Türkiye’nin geleceğinin anahtarı diyetisyenlerin elinde!

Türkiye’nin geleceğinin anahtarı diyetisyenlerin elinde!

Türkiye’de bugün beslenme bilinçsizliği o derece arttı ki önünü alamazsak korkarım Amerika’dan daha beter hale geleceğiz!

Bugün ülkemizde yetişkin nüfusun yarısından fazlası, 3 çocuktan 1’i fazla kilolu veya obez!

Peki Türkiye’de obeziteyle mücadelede ne durumda dersiniz?

Maalesef ülkemizde diyetisyene gitmek bir lüks!

Fiyatlar yer yer değişmekle beraber 2 bin liraya kadar çıkıyor!

Devlet hastanesi derseniz, randevu alabilirseniz gider de fazla kilolarınızla mücadele edersiniz!

Bir ülkenin geleceği sağlıklı nesillerden geçmektedir!

Ülkemizin geleceğini düşünüyorsak, bugünün çocuğu yarının yetişkinlerine iyi bakmamız gerekiyor!

İlk yapılması gereken ise oldukça basit, ülkemizde diyetisyene gitmeyi bir lüks olmaktan çıkarmak ve tabana yayılan önleyici bir faaliyet haline getirmek!

Diyabet, kalp ve tansiyon hastalıkları başta olmak üzere hastalıkların ana kaynağı olan fazla kilo ve obezite sorunuyla mücadele etmek milli bir görev adeta!

Ancak Sağlık Bakanlığı tarafından diyetisyenlere yüzde 1 kontenjan bile ayrılmıyor, yüzüne bile bakılmıyor diyetisyenlerin!

Biz çocuklarımızı karbonhidrata boğarken elin yabancısı protein ağırlıklı besliyor evladını!

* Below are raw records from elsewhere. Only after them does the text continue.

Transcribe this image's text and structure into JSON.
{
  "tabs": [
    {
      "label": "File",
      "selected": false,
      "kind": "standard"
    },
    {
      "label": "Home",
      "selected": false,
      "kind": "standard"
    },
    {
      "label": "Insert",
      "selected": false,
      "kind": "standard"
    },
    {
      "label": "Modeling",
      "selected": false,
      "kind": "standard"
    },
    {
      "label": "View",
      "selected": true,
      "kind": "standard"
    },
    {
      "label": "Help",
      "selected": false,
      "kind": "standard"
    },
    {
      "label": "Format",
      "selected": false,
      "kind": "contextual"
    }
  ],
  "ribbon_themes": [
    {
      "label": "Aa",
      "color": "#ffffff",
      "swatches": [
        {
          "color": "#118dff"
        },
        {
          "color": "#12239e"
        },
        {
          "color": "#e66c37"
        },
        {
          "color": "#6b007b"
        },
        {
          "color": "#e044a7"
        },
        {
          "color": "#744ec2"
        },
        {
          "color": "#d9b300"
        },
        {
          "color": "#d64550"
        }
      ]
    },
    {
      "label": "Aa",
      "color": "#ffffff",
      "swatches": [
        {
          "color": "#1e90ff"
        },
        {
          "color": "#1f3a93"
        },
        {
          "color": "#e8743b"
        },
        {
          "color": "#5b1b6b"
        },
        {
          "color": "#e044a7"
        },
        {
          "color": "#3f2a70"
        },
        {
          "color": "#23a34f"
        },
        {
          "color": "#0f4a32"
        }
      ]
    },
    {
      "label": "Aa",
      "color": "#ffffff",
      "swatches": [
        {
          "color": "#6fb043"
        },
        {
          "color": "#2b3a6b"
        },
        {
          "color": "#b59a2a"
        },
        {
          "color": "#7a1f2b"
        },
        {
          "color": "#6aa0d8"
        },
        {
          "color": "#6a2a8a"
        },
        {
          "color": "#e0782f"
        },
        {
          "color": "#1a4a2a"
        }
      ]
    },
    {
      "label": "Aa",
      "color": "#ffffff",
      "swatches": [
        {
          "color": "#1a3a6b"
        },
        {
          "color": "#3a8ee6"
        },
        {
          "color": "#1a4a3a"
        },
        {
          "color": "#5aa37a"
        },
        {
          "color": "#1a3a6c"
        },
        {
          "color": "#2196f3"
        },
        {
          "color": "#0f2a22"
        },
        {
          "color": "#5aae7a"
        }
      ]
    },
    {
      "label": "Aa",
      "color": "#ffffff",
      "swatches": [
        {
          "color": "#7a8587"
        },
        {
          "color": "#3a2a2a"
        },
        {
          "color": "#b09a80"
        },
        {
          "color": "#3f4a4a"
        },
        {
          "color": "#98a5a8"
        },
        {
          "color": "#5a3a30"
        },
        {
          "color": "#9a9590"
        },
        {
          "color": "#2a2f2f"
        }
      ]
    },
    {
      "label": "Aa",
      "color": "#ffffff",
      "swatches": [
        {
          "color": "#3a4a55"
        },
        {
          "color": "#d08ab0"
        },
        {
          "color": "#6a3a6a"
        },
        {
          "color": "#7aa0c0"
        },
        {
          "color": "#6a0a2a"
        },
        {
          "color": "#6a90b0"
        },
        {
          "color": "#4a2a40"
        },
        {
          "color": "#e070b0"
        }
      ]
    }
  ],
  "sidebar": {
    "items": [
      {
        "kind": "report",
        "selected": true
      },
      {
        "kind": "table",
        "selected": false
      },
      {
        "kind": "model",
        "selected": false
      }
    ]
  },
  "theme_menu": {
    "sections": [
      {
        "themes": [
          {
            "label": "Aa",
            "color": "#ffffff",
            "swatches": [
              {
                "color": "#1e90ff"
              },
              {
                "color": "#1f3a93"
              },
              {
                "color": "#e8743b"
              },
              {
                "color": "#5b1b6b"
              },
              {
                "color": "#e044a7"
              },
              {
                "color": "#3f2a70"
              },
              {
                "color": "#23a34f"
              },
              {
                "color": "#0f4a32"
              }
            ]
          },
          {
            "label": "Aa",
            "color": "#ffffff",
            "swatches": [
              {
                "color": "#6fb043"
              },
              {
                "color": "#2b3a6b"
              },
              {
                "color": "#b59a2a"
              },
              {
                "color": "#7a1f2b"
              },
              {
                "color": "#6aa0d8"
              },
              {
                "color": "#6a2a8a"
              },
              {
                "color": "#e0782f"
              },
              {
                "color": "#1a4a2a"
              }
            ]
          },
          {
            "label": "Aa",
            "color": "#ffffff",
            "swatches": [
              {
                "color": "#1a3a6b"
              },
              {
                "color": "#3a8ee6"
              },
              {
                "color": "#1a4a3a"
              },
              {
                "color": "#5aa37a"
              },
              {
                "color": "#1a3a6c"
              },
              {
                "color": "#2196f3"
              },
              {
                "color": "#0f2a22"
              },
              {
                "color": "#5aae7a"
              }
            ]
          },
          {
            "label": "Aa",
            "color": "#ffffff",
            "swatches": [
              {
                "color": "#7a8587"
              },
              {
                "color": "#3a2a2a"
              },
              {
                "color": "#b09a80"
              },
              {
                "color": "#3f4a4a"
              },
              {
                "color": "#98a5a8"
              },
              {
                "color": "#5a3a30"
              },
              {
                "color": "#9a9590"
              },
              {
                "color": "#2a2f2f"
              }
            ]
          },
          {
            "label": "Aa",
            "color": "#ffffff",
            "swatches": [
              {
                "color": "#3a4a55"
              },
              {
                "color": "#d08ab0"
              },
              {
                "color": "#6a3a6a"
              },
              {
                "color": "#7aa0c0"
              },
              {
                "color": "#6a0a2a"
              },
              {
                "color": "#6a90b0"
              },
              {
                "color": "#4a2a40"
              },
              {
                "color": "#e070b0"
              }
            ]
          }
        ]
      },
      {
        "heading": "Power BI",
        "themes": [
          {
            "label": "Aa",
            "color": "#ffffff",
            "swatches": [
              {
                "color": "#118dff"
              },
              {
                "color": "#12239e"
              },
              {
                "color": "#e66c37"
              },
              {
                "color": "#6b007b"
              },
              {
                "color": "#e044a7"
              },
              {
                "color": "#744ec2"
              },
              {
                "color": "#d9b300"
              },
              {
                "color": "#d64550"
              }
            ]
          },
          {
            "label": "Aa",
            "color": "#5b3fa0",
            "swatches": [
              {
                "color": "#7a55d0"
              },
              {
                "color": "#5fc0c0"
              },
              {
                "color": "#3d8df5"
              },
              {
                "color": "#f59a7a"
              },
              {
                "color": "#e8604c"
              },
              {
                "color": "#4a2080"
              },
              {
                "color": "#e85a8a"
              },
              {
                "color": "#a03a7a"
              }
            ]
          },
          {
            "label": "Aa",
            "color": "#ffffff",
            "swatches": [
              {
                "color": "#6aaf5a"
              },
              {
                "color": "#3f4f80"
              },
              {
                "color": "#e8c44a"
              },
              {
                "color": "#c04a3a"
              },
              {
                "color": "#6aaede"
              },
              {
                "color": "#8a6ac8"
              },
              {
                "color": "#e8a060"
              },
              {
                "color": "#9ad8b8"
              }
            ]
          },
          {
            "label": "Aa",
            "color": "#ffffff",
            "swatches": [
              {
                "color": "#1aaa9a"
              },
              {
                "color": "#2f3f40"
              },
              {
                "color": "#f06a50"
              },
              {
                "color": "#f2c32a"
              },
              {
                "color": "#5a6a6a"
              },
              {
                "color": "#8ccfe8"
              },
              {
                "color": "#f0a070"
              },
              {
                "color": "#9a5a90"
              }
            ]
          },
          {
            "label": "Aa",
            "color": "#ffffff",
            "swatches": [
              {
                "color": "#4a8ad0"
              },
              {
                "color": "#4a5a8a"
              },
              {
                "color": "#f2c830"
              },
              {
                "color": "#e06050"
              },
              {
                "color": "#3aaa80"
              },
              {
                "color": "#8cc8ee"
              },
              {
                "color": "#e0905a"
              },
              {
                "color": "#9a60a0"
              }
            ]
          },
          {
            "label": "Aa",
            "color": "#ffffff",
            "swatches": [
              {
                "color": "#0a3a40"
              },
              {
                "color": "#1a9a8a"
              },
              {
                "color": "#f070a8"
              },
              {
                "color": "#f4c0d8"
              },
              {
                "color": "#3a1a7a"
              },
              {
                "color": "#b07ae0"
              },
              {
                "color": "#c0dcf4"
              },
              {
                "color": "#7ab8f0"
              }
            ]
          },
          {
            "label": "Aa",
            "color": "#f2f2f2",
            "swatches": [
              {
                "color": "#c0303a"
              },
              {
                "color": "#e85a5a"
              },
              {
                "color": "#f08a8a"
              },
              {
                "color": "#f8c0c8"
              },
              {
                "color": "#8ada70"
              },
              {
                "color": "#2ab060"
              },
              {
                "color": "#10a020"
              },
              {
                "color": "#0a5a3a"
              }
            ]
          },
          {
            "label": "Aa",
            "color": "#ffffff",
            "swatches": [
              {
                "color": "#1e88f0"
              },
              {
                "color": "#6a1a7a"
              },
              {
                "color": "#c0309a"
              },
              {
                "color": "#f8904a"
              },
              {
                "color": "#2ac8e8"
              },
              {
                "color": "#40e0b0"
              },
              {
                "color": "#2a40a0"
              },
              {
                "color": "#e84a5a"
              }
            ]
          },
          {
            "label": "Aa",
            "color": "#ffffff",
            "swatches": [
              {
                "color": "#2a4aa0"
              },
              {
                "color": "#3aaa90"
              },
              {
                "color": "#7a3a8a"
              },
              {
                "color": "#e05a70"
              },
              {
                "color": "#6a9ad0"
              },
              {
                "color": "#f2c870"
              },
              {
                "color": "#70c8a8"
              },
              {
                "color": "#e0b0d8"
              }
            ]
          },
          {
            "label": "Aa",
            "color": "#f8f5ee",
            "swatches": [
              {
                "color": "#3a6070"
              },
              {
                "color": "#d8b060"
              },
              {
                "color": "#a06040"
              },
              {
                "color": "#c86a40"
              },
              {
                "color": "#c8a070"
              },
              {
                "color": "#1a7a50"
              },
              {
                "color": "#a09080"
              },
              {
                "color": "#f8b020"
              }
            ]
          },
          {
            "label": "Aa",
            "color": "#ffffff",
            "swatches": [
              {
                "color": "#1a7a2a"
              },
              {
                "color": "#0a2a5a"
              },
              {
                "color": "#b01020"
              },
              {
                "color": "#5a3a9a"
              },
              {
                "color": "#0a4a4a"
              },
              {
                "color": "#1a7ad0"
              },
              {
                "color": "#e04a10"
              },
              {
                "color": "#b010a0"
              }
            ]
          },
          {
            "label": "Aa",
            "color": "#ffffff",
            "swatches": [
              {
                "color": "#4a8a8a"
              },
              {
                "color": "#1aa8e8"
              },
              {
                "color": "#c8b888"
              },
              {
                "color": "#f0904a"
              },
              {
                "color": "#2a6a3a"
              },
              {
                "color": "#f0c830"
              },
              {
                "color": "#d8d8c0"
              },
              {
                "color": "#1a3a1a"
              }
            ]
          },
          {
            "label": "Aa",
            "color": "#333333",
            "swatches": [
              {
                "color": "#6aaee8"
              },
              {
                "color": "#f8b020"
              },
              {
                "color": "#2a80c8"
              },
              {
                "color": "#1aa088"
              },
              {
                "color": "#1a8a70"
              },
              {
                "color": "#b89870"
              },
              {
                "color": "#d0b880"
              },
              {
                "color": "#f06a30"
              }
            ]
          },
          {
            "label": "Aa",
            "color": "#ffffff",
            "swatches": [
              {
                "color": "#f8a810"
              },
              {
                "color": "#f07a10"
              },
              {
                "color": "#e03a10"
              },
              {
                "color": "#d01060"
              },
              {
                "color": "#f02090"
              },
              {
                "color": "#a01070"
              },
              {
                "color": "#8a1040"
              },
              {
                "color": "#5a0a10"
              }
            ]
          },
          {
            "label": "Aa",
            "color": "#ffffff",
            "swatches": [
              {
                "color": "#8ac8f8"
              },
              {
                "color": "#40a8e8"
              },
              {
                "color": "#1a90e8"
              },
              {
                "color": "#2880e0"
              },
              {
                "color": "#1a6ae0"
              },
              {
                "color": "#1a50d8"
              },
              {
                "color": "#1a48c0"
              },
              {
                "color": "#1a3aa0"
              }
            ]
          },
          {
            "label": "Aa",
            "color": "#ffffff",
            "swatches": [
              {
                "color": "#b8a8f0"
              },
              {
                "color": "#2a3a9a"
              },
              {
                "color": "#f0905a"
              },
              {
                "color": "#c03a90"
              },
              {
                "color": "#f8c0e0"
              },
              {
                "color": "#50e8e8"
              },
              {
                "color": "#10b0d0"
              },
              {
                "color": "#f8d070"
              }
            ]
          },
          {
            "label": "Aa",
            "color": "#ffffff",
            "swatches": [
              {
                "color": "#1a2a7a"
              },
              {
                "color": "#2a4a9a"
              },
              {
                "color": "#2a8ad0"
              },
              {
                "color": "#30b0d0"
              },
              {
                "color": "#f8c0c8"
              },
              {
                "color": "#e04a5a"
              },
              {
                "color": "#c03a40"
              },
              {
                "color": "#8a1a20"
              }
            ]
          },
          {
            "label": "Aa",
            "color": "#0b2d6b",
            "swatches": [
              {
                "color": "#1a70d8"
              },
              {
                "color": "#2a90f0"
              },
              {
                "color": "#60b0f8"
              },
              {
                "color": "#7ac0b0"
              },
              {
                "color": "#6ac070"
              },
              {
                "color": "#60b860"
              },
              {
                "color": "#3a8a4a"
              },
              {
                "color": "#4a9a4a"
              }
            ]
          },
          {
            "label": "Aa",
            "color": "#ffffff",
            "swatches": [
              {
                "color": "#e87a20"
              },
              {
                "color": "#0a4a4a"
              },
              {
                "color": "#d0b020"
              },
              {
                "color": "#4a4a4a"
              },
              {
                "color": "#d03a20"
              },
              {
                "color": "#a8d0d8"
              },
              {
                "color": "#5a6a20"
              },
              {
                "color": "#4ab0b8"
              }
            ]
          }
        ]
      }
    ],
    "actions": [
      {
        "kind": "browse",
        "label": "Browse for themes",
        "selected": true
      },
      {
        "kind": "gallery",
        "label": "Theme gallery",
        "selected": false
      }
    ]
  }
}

Örneğin Japonya’da okullarda sağlıklı ve dengeli bir menünün çocuklara verilmesi için oldukça titiz davranılıyor.

Taze ve yerel lezzetlere ağırlık verilen beslenmede, özellikle çocukların yumurta yemesine dikkat ediliyor.

“Yüzde 50’sinin açlık sınırı altında yaşadığı ülkemizde bu nasıl mümkün olacak” diyebilirsiniz.

Yumurtanın tanesinin 3 liraya, etin kilosunun 400 liraya dayandığı Türkiye’de ne proteinle beslenmesi diyebilirsiniz!

Son derece haklısınız ancak bu hükümetin beceriksizliği nedeniyle ülkeyi soktuğu ekonomik krizin zor şartlarında bile bazı şeyler yapmamız mümkün!

Onlara rağmen bir şeyler başarmak bizim elimizde!

Onlar zaten düzgün beslenemeyelim, kafamız çalışmasın diye ellerinden ne geliyorsa yapıyor!

Ancak beslenmede bilinçlenmemiz durumunda her şartta ve koşulda yapacaklarımız var!

Çok basit bir beslenme bilgisidir: Örneğin siz karbonhidrat deposu bir ekmeği yediğinizde doymuyorsunuz aslında kısa bir süre sonra daha da fazla acıkıyorsunuz!

Onun yerine bir yumurta yediğinizde sizi ekmekten daha çok ve uzun süre tok tutuyor.

İşte bizi bu bilince ulaştıracak ve vatandaşın doğru beslenmesini sağlayacak bireyler ise sağlık bakanlığının hiç mi hiç umursamadığı diyetisyenler!

Aslında sorunun çözümü çok basit.

Her Aile Sağlığı Merkezi’ne ve her okula en az bir diyetisyen ataması!

Hükümetin, kafasının çalışacağı bireyler istemeyeceği kesin!

Ancak çoğunluğun yönetiminde seçmene muhtaç olanlar, oluşan kamuoyunu dikkate almak zorunda!

Örnek Emeklilikte Yaşa Takılanlar!

Nasıl da söke söke aldılar haklarını, “Böyle bir şey söz konusu dahi değil” diyenlere karşı!

Diyetisyenler de aynı şekilde birleşmelidir.

Diyetisyenlerin çocukluktan başlayarak doğru beslenmeyi öğrettiği, bilinçlendirdiği bireylerin, dünyada neler başardığını hepimiz görüyoruz.

Dünya çapında başarılara imza atmamız sadece atılacak tek bir adıma bağlıdır.

Sağlık Bakanlığı’nın hiç mi hiç önemsemediği o diyetisyenler, Türkiye’nin geleceğinin anahtarını elinde tutmaktadır!